The position of women in Afghanistan has undeniably improved since 2001.
According to the UN, more than 2.5 million of the eight million schoolchildren are girls. More than a quarter of the seats in Parliament are reserved for women and in 2016 they accounted for almost one-fifth of the membership.
Despite the progress made – and the millions of dollars spent by Western aid programs since 2001 – Afghanistan ranks last in the Georgetown Institute for Women Index, Peace and Security, which measures well-being and self-sufficiency.
The fears of educated women in the capital are shared by those in rural areas, where the literacy rate can be less than 2% and the rights are often even more limited by the conservative tradition.

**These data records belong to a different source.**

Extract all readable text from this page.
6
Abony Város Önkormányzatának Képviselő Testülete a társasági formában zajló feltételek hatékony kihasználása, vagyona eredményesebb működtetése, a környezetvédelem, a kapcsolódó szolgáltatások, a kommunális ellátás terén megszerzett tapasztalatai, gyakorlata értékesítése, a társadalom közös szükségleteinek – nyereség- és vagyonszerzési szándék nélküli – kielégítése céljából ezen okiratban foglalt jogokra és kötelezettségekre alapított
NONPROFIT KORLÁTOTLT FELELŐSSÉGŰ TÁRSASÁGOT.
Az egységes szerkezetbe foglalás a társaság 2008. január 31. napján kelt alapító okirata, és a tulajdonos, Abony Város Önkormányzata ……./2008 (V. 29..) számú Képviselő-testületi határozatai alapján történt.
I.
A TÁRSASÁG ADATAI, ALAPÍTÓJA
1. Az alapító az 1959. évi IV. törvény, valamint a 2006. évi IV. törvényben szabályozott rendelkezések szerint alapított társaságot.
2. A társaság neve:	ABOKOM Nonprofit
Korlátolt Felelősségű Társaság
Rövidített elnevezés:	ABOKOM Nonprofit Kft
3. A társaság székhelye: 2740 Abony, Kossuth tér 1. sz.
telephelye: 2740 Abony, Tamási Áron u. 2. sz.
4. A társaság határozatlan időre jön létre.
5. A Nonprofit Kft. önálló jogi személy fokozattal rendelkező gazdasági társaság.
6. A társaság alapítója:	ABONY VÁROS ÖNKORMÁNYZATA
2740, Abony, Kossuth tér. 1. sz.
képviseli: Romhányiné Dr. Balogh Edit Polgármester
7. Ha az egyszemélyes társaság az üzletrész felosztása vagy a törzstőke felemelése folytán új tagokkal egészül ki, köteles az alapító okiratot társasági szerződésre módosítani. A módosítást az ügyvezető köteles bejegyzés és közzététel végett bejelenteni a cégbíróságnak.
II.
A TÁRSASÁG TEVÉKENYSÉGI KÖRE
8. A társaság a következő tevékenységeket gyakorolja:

Hasina, 32, mother of a child in the controversial province of Helmand, in the south of the country, says she fears recoil.
"We are worried and fear for our lives," she says.

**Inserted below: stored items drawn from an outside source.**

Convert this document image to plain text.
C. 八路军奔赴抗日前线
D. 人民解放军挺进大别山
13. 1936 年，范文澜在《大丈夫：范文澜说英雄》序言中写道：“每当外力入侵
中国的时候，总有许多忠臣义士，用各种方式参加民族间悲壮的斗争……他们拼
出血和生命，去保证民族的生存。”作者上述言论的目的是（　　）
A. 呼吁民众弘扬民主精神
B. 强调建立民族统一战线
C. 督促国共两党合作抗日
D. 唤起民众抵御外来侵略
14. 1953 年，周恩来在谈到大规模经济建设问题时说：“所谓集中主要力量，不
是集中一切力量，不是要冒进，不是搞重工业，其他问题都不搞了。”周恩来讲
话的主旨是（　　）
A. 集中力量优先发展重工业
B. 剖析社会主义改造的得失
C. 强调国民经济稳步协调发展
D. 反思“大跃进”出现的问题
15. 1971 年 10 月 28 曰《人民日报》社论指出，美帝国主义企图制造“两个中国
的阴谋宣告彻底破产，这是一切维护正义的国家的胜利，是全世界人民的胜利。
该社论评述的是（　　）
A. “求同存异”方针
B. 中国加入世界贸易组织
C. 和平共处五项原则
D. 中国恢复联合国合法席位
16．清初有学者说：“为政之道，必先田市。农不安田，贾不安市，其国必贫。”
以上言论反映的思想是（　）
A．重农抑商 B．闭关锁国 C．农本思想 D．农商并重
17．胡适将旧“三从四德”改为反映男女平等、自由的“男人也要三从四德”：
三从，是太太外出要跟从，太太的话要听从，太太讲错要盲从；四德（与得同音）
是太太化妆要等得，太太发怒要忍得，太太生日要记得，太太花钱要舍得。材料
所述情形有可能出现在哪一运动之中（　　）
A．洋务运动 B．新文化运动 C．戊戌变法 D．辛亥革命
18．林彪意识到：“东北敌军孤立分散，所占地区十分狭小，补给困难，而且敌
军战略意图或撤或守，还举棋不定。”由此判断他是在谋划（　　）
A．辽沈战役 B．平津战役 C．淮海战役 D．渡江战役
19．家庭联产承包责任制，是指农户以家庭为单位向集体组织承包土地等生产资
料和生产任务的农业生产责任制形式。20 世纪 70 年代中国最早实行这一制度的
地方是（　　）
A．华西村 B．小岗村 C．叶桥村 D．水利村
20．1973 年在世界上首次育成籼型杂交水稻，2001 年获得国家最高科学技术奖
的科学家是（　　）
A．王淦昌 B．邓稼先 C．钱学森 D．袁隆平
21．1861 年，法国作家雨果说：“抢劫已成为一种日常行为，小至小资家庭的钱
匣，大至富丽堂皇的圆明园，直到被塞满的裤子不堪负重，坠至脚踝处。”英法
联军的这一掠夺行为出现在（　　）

"If the Taliban come back and forbid schools for my children or do not let me out without my husband, that will not be acceptable to me," says Nazia Rezaee, 35, in downtown Ghazni. .
Afghan women "have changed"
Several feminist activists told AFP that they thought the country had changed and that Afghan women would not allow their rights to be removed without a fight.
"Afghan women are stronger, more knowledgeable, more educated than ever, and no one, not even men, will agree to return to what Afghanistan was in 1998," said Fawzia Koofi, president of the United Nations. Parliamentary Committee on Women and Human Rights.
Activist Attia Mehraban has the same feeling. "I dream of peace, like millions of other Afghans, but I dream more clearly of my freedom and my rights as a human being of the 21st century," she said at the conference. 39; AFP.
"The price of peace can not be unlimited."
Her message to the Taliban, she said, is: "Afghan women have changed, if you think you can come back with the same ideology … you're wrong, you'll have to face a formidable force of women well educated Afghans are aware of their rights and will not give in to oppression ".
Hosai Andar, a businesswoman in her forties, said she could not "imagine that the world would abandon us again".
"I am an optimist," she told AFP. "They will stay with us."
(This story has not been changed by NDTV staff and is generated automatically from a syndicated feed.)